The simple explanation is that, in reality, for the levels of force relevant to tires, the effective coefficient of friction is higher at lower contact pressure. So bigger tires means a larger contact patch and less pressure (because the same weight is spread over a larger area) and therefore higher grip.

This is also why cars benefit from being lighter. Less mass to accelerate, with a higher coefficient of friction so proportionally more available grip force per kilogram.

This is also why sports cars have the lowest center of gravity possible. Lower cg means less side-to-side load transfer in a turn, which means more grip. If grip were just proportional to the load, then total grip wouldn't change when the weight of the car transfers to the outside in turns, because the total weight doesn't change. I'm reality, having all (most) of the load on the outside tires and none (little) on the inside results in less grip overall.

1 hour ago
_nocebo_

The width of the tyres does not change the size of the contact patch.

The size of rhe contacg patch is purely based on the tyre pressure, and the weight of the car.

A 2 tonne car with tyres pumped to 32psi will have the same sized contact patch if it has big wide tyres or tall skinny tyres.

(Simplifing for a few things like sidewall thickness, rubber stiffness, etc)

1 hour ago
Peregrine79

So, first, you have a mistaken assumption that a larger contact area reduces the load on the tire. Friction (as a first approximation) depends on the total load on the contact area, not the load per unit area. So, no matter what, it's the weight of the car times the coefficient of friction. A larger patch spreads it out more, but it's still the same total.

Second, the reason I put " as a first approximation" in there. If you have a bit of dirt or dust on the road that has a lower coefficient of friction than your tire, when you roll over it, you lose that grip force. And the amount you lose is a function of the area that loses contact with the road over the total area of the tire, so the smaller the contact patch, the more you lose.

Third, despite the name, "slick" tires aren't actually slick, or slippery.
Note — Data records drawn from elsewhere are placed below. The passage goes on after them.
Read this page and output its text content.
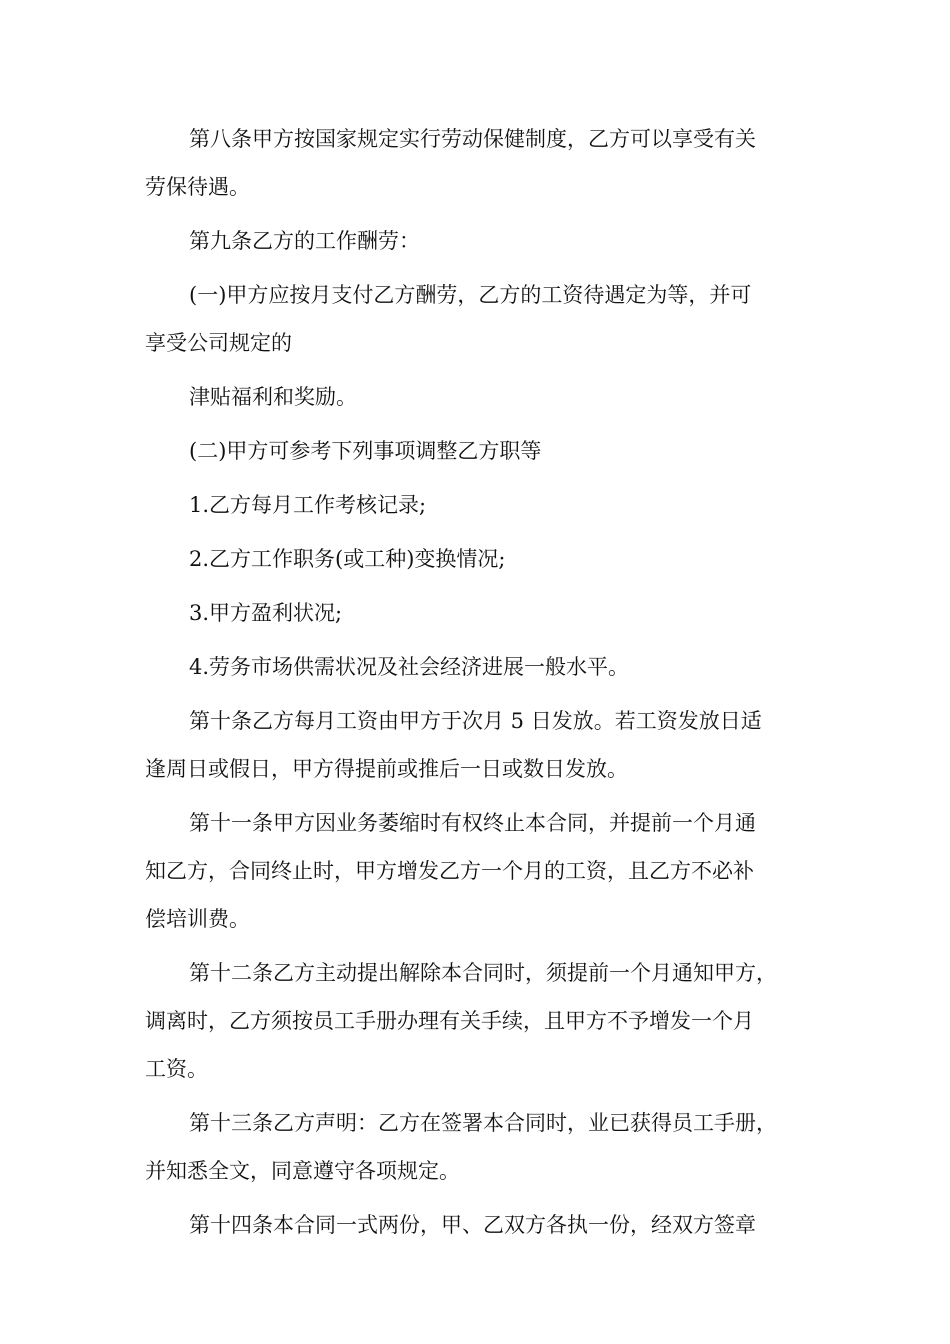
第八条甲方按国家规定实行劳动保健制度，乙方可以享受有关

劳保待遇。

第九条乙方的工作酬劳：

(一)甲方应按月支付乙方酬劳，乙方的工资待遇定为等，并可

享受公司规定的

津贴福利和奖励。

(二)甲方可参考下列事项调整乙方职等

1.乙方每月工作考核记录;

2.乙方工作职务(或工种)变换情况;

3.甲方盈利状况;

4.劳务市场供需状况及社会经济进展一般水平。

第十条乙方每月工资由甲方于次月 5 日发放。若工资发放日适

逢周日或假日，甲方得提前或推后一日或数日发放。

第十一条甲方因业务萎缩时有权终止本合同，并提前一个月通

知乙方，合同终止时，甲方增发乙方一个月的工资，且乙方不必补

偿培训费。

第十二条乙方主动提出解除本合同时，须提前一个月通知甲方，

调离时，乙方须按员工手册办理有关手续，且甲方不予增发一个月

工资。

第十三条乙方声明：乙方在签署本合同时，业已获得员工手册，

并知悉全文，同意遵守各项规定。

第十四条本合同一式两份，甲、乙双方各执一份，经双方签章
The outer layer is generally made with a softer rubber that has a higher coefficient of friction than treaded tires. But the softer rubber requires a larger surface area to support the weight of the car.

49 minutes ago
Underhill42

Even under the simplified assumption that friction is directly proportional only to normal force, there's still a big advantage to wider tires: more consistent grip.

E.g. if there's a patch of oil or piece of gravel or something on the road, creating a low-friction patch, then a wide tire driving over it will still have solid grip on the surrounding road, while a skinny tire may have to rely entirely on whatever traction it can get on the slippery patch.

And if it starts sliding on the slippery patch, then even after crossing it it will now be experiencing only kinetic (sliding) friction with the road - which is generally much lower than the static friction it was relying on moments before.